Can Chocolate-Covered Cherries Be Far Behind?
Do you remember when in 1981 during Ronald Reagan's administration ketchup came close to being designated as a vegetable? Last week a federal judge in Texas, U.S. District Judge Richard Schell, did a little favor for the french-fry industry at the industry's request, of course. He endorsed a change in the federal regulations that govern the definition of fresh vegetables. Tim Elliot, a Chicago attorney who recently challenged the revision said the new designation defies common sense. He said that the regulations are so vague that chocolate-covered cherries packed in a candy box would qualify as fresh fruit.
The french-fry industry has spent the last 50 years trying to get revisions made to the Perishable Agricultural Commodities Act (PACA). This law was passed in 1930 to protect fruit and vegetable farmers in case their customers went out of business without paying for their produce.

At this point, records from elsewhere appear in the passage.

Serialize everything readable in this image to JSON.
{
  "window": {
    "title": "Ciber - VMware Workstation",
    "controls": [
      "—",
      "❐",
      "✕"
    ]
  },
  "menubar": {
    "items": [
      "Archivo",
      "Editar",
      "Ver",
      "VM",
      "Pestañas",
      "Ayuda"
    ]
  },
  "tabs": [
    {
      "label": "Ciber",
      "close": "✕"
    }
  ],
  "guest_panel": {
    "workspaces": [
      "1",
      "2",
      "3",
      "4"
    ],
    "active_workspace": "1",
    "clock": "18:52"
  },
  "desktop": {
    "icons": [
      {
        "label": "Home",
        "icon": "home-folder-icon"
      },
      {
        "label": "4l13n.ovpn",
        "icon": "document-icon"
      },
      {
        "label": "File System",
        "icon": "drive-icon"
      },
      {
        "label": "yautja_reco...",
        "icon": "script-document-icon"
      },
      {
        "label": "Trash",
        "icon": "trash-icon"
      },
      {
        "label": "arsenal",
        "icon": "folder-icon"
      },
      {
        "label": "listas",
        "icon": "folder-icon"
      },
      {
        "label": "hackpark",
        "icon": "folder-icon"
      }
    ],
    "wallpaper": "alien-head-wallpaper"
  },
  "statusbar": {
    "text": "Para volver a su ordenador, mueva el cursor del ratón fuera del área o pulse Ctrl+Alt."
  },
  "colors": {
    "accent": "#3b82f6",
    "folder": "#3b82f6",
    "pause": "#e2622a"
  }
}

This latest deliberation, initiated by the Frozen Potato Products Institute, sought to add batter-coated frozen french fries to the list of fresh produce. Other kinds of frozen fries have been on the list since 1996. The institute argued that rolling potato slices in a starch coating, frying them, and freezing them is the same as waxing a cucumber or sweetening a strawberry.
So we've wasted hours and hours of time on a perfectly ridiculous idea. Meir Stampfer, a professor of nutrition at Harvard, says it best: Nutritional advice should be moved out of the USDA office. Of course, some feel that the change had more to do with money than healthy eating. Shocking!